MPs pile on expenses criticism

By staff

Backbenchers have launched a concerted attack on parliament’s expenses watchdog as anger at the new allowances system boiled over.

A Westminster Hall debate called by senior Labour MP David Winnick resulted in a packed-out chamber as MPs from all parties queued to condemn the Independent Parliamentary Standards Authority.

Its administration of the new expenses system has led to frustration over a wide range of issues, from the £110,000 staffing budget to the complicated online forms required to process each claim.

“It’s indefensible that Ipsa should have set up a system that is so pitiful and so complex,” Mr Winnick said.

Labour’s Helen Goodman accused the watchdog of being “above the law” because of the removal of travel allowance for spouses once MPs’ children reached the age of six.

Conservative grandee Sir John Stanley claimed Ipsa was violating parliamentary privilege through removing MPs’ freedom from obstruction in a “wholly unprecedented situation”.

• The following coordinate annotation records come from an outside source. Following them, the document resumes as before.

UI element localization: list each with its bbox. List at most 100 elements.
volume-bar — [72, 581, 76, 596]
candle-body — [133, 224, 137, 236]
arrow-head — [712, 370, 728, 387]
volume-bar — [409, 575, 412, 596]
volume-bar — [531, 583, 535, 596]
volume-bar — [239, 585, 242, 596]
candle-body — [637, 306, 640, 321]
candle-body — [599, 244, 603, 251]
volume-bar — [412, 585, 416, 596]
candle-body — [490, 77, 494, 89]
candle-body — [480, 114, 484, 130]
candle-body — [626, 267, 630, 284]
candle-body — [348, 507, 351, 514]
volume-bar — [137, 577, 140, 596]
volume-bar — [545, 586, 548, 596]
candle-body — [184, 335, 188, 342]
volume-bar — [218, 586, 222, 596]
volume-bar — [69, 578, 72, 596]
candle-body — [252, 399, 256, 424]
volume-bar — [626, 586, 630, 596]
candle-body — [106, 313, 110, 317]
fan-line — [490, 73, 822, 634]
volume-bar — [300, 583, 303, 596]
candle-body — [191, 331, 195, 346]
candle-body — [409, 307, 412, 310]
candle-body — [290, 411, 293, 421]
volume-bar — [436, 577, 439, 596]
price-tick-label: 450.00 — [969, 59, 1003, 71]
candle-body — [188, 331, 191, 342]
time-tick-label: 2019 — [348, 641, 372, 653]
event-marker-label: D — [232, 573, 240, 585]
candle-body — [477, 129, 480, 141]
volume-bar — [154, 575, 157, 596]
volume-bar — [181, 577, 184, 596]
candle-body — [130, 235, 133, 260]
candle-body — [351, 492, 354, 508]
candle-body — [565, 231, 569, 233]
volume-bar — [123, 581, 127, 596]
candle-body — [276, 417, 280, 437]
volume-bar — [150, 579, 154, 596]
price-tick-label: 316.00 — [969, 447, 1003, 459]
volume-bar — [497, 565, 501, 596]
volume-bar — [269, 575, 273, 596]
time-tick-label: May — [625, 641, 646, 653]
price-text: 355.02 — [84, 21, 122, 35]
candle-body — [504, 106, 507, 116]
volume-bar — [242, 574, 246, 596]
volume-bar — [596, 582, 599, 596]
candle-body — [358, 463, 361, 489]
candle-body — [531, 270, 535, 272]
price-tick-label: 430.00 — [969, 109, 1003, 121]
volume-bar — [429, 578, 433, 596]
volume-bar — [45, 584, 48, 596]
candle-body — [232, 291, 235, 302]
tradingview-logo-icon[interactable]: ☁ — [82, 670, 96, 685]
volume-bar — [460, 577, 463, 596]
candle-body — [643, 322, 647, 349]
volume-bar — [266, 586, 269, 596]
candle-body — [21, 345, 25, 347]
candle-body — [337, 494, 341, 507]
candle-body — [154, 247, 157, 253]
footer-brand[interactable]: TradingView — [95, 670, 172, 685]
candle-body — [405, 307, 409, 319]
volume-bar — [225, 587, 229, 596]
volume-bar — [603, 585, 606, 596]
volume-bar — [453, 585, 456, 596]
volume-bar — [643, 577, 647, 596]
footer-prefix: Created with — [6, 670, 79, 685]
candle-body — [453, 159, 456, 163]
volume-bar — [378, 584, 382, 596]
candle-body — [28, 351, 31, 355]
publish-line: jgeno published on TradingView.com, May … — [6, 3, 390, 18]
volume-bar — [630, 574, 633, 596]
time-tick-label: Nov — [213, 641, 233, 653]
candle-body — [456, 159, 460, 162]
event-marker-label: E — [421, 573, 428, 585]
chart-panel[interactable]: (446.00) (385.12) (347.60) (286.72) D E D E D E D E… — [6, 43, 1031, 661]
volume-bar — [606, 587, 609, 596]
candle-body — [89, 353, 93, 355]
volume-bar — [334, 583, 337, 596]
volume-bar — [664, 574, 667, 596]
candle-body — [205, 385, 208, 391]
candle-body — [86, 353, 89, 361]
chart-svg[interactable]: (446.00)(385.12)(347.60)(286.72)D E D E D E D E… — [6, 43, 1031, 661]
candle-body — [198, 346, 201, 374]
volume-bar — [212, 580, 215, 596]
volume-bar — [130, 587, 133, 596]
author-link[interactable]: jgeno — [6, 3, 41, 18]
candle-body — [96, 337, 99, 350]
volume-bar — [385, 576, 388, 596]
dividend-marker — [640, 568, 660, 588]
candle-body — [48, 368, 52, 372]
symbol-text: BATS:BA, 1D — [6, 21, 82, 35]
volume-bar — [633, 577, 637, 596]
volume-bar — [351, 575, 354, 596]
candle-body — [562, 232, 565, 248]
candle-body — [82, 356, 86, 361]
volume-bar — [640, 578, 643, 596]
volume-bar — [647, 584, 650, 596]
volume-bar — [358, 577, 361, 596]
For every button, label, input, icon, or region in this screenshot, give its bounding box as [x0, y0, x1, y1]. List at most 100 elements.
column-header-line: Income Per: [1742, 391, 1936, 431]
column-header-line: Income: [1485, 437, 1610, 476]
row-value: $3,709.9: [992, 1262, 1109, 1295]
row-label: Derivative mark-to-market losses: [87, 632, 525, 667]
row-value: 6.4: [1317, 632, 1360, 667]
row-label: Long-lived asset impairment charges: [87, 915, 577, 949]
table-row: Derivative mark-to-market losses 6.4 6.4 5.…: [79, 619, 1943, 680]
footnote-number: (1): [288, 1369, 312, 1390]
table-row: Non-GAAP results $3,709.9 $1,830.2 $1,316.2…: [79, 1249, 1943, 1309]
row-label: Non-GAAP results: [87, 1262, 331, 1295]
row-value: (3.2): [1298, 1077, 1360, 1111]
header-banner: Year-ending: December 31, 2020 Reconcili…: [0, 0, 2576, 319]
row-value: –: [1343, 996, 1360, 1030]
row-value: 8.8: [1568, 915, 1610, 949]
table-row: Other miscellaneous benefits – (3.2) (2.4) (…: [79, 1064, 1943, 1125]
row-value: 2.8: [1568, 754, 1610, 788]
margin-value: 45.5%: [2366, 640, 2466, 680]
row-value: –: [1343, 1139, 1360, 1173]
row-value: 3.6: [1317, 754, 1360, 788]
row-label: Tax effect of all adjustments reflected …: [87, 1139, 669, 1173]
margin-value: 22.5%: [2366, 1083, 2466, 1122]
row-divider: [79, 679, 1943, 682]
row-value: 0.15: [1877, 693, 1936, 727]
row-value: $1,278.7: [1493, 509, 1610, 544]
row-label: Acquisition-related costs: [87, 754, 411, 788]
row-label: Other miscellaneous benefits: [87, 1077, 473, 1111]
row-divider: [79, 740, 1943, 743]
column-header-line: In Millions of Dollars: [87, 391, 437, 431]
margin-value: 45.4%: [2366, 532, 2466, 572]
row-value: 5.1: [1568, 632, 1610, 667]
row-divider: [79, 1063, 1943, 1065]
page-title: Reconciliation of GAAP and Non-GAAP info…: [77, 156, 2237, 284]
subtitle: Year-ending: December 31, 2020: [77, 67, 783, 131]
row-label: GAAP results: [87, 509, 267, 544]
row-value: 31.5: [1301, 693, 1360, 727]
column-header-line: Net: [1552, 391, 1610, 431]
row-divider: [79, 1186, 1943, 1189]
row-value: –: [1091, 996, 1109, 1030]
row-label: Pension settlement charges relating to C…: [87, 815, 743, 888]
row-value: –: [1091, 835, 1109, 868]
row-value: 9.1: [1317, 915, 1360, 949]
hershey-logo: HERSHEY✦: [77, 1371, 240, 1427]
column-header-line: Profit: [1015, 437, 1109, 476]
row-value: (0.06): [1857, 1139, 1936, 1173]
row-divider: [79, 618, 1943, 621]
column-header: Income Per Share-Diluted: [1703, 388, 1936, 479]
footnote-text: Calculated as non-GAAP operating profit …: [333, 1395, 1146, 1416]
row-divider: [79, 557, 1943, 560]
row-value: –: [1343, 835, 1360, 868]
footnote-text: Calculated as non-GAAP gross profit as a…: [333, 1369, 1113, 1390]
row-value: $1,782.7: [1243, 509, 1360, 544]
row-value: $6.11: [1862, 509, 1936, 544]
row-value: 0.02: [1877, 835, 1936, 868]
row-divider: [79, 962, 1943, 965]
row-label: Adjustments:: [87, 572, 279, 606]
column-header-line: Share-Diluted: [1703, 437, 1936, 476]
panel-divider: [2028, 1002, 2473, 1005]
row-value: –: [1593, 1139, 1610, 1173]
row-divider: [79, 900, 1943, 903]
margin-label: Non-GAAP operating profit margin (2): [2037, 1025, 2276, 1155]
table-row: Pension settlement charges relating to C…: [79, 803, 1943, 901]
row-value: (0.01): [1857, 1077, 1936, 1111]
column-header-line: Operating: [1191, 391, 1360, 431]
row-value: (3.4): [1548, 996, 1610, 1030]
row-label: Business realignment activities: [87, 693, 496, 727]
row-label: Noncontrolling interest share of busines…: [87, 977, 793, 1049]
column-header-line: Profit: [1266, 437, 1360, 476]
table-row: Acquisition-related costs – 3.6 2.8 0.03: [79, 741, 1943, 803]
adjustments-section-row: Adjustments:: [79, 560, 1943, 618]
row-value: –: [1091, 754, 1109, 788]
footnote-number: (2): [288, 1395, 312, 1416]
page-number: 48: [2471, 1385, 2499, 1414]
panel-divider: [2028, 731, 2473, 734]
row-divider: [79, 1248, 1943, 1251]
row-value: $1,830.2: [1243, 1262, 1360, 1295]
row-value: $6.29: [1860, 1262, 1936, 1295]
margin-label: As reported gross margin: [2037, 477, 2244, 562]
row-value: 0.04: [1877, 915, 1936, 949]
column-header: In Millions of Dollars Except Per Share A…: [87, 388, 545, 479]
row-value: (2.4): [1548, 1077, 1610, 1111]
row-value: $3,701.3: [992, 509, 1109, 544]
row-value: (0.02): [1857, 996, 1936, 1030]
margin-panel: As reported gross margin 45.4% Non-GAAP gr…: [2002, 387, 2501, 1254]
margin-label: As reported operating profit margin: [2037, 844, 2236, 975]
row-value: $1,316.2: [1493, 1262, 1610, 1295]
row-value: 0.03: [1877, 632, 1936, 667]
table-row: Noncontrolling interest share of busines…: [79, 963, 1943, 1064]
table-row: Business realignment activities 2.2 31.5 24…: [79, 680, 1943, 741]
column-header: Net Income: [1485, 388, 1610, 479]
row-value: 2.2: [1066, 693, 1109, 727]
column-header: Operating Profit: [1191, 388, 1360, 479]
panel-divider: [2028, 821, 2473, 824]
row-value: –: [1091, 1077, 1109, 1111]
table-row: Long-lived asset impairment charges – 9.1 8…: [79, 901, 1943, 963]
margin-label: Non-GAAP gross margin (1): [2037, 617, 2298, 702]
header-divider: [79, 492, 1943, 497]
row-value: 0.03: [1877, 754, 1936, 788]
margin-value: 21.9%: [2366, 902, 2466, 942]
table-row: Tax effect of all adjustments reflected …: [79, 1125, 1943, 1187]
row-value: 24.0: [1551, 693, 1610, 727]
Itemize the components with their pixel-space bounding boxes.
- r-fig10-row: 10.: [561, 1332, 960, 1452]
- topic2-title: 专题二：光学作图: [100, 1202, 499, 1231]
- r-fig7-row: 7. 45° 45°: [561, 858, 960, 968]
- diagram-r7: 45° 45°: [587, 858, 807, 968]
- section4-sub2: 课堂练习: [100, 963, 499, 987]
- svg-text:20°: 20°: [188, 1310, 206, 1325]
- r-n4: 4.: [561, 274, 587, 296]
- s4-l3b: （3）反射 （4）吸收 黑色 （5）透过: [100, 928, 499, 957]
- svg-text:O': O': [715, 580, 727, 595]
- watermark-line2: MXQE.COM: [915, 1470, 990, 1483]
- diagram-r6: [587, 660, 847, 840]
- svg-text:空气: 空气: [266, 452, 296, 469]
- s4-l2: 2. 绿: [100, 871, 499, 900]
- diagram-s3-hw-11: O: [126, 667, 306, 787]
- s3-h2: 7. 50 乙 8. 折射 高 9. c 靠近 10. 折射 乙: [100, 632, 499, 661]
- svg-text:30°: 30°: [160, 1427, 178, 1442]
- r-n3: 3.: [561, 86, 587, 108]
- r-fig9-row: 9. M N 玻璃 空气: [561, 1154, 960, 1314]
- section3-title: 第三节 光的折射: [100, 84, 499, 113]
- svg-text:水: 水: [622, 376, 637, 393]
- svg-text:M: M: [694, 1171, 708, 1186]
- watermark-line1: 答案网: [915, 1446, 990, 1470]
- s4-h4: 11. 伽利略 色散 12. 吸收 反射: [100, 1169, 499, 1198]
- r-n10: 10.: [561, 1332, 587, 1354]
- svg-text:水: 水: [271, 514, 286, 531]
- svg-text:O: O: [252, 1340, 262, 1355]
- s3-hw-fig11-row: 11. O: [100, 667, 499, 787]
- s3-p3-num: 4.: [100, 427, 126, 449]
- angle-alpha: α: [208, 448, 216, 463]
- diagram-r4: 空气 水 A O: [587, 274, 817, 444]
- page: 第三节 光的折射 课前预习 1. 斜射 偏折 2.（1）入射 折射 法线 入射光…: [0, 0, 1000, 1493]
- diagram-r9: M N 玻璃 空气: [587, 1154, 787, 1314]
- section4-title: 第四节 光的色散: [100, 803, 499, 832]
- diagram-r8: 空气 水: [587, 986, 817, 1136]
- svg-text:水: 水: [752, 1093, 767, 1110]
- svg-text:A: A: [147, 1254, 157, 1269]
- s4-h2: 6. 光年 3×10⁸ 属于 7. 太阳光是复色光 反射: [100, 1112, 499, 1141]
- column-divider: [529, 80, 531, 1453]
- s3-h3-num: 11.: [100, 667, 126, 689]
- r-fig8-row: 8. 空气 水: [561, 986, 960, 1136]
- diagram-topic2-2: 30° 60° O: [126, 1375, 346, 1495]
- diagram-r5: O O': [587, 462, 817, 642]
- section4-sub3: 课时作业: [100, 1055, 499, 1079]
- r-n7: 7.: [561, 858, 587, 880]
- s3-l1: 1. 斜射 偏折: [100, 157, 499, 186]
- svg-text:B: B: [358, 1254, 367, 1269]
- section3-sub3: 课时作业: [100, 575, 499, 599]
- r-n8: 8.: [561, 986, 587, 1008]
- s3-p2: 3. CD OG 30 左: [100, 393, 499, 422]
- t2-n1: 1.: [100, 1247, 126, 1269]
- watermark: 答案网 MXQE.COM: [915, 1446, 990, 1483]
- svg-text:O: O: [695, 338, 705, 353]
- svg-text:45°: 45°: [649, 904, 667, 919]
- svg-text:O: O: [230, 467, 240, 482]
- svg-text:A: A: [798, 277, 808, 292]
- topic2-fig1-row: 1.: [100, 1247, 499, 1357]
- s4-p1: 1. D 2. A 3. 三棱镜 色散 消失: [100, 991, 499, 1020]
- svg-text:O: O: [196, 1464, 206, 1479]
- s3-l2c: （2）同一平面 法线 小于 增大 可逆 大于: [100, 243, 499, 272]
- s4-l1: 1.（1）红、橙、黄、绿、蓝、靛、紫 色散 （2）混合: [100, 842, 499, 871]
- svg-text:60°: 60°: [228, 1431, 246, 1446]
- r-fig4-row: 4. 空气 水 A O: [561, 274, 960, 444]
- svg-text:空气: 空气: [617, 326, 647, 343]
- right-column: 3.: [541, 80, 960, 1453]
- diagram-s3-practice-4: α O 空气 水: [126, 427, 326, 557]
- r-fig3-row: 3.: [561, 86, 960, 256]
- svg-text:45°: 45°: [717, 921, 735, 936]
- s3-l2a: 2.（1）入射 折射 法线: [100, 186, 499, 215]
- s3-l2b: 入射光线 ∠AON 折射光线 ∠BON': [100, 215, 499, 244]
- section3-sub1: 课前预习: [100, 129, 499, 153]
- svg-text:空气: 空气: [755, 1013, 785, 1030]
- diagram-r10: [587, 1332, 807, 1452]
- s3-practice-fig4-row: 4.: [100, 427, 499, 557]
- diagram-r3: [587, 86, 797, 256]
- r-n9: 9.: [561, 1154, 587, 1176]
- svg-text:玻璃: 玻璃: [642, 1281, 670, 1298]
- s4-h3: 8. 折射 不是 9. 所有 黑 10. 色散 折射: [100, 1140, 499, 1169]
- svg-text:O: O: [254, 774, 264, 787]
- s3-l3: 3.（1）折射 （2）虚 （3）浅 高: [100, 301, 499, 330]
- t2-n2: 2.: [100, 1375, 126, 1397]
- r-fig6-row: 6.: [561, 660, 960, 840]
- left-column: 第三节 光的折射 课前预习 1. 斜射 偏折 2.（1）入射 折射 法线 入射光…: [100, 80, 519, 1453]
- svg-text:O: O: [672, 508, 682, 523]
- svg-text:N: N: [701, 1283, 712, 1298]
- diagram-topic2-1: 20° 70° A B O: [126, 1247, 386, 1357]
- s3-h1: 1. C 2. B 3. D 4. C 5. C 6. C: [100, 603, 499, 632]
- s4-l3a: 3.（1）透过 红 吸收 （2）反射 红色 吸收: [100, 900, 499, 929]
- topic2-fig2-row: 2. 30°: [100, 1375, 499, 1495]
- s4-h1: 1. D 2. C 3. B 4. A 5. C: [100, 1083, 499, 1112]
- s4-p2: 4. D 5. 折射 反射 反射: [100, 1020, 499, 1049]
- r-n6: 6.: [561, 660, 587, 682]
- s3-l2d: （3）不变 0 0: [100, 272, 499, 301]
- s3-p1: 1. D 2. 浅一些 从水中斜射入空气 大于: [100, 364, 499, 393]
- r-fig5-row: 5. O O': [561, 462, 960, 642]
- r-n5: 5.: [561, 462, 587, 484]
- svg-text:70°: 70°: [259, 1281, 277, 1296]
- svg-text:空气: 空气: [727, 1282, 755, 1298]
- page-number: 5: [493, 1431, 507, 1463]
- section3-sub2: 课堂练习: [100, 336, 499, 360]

Liberal Democrat MP Bob Russell agreed, before criticising the “luxury” of Ipsa’s headquarters when “the work they do they could easily do from an industrial estate in Romford”.

Ipsa’s chairman Sir Ian Kennedy told the Times newspaper he was prepared to make concessions, but remained defiant in response to MPs’ disquiet.

“I have been surprised at the level of noise and, to a degree the level of hostility – in some bordering on rudeness – from a small minority of MPs,” he said.